首先,在spark cluster上运行:

将hive的   hive-site.xml  配置文件放到 ${SPARK_HOME}/conf 目录下

  1. #!/bin/bash
  2. cd $SPARK_HOME
  3. ./bin/spark-submit \
  4. -- class com.datateam.spark.sql.HotelHive \
  5. --master spark://192.168.44.80:8070 \
  6. --executor-memory 2G \
  7. --total-executor-cores 10 \
  8. /home/q/spark/spark-1.1.1-SNAPSHOT-bin-2.2.0/jobs/spark-jobs-20141023.jar \

执行脚本,遇到下面的错误:

  1. Exception in thread "main" org.apache.hadoop.hive.ql.metadata.HiveException: Unable to fetch table dw_hotel_price_log
  2. at org.apache.hadoop.hive.ql.metadata.Hive.getTable(Hive.java: 958)
  3. at org.apache.hadoop.hive.ql.metadata.Hive.getTable(Hive.java: 924)
  4. ……
  5. Caused by: org.datanucleus.exceptions.NucleusException: Attempt to invoke the "BONECP" plugin to create a ConnectionPool gave an error :
  6. The specified datastore driver ("com.mysql.jdbc.Driver") was not found in the CLASSPATH.
  7. Please check your CLASSPATH specification, and the name of the driver.
  8. at org.datanucleus.store.rdbms.ConnectionFactoryImpl.generateDataSources(ConnectionFactoryImpl.java:237)
  9. at org.datanucleus.store.rdbms.ConnectionFactoryImpl.initialiseDataSources(ConnectionFactoryImpl.java:110)
  10. at org.datanucleus.store.rdbms.ConnectionFactoryImpl.<init>(ConnectionFactoryImpl.java:82)
  11. ... 127 more
  12. Caused by: org.datanucleus.store.rdbms.datasource.DatastoreDriverNotFoundException: The specified datastore driver ("com.mysql.jdbc.Driver") was not
  13.  found in the CLASSPATH. Please check your CLASSPATH specification, and the name of the driver.
  14. at org.datanucleus.store.rdbms.datasource.AbstractDataSourceFactory.loadDriver(AbstractDataSourceFactory.java:58)
  15. at org.datanucleus.store.rdbms.datasource.BoneCPDataSourceFactory.makePooledDataSource(BoneCPDataSourceFactory.java:61)
  16. at org.datanucleus.store.rdbms.ConnectionFactoryImpl.generateDataSources(ConnectionFactoryImpl.java:217)

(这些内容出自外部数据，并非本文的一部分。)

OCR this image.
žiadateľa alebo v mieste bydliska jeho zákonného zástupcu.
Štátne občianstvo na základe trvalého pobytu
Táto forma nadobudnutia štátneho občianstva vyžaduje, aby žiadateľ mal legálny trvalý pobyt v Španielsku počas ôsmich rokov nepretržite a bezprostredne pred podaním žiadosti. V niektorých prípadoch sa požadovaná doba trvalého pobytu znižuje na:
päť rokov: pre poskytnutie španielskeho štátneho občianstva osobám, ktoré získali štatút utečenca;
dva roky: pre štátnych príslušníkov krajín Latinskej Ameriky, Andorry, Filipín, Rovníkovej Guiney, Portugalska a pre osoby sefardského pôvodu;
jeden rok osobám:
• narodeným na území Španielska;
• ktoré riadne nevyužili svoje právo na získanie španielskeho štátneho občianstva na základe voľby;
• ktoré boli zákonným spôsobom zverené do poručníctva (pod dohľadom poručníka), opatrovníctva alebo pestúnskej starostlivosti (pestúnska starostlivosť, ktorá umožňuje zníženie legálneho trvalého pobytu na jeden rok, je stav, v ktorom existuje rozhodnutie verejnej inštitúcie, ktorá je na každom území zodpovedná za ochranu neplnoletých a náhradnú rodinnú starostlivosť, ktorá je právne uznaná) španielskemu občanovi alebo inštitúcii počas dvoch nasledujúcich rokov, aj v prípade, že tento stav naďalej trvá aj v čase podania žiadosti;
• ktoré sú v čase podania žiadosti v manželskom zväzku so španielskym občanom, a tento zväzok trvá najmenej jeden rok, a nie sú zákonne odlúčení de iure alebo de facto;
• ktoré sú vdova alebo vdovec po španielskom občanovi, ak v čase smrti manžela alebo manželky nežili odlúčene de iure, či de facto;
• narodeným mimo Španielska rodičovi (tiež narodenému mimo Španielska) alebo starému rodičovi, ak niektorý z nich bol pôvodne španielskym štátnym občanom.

意思是找不到 jdbc 的 connector,解决办法:

在提交任务的脚本里加入下面的配置语句即可:

    --driver-class-path /home/q/spark/spark-1.1.1-SNAPSHOT-bin-2.2.0/lib/mysql-connector-java-5.1.22-bin.jar \

spark cluster 遇到的问题不多,主要在yarn cluster上遇到几个问题。

在spark cluster上调用hive的数据,需要将 hive-site.xml 文件放到spark的conf 目录下,那在yarn上运行该将hive的配置文件放到哪里才能被 spark sql 识别呢?

在提交任务的时候加上:

--files /home/q/spark/spark-1.1.1-SNAPSHOT-bin-2.2.0/conf/hive-site.xml \

这里用到的是 --files  , 而不是 --conf

先看一下 提交任务的脚本:

  1. cd $SPARK_HOME
  2. ./bin/spark-submit -- class com.qunar.datateam.spark.sql.HotelHive \
  3. --master yarn-cluster \
  4. --num-executors 10 \
  5. --driver-memory 4g \
  6. --executor-memory 2g \
  7. --executor-cores 2 \
  8. --files /home/q/spark/spark-1.1.1-SNAPSHOT-bin-2.2.0/conf/hive-site.xml \
  9. /home/q/spark/spark-1.1.1-SNAPSHOT-bin-2.2.0/jobs/spark-jobs-20141023.jar \

ok,我们这里同样需要将mysql connector的jar包添加进去,如何进行?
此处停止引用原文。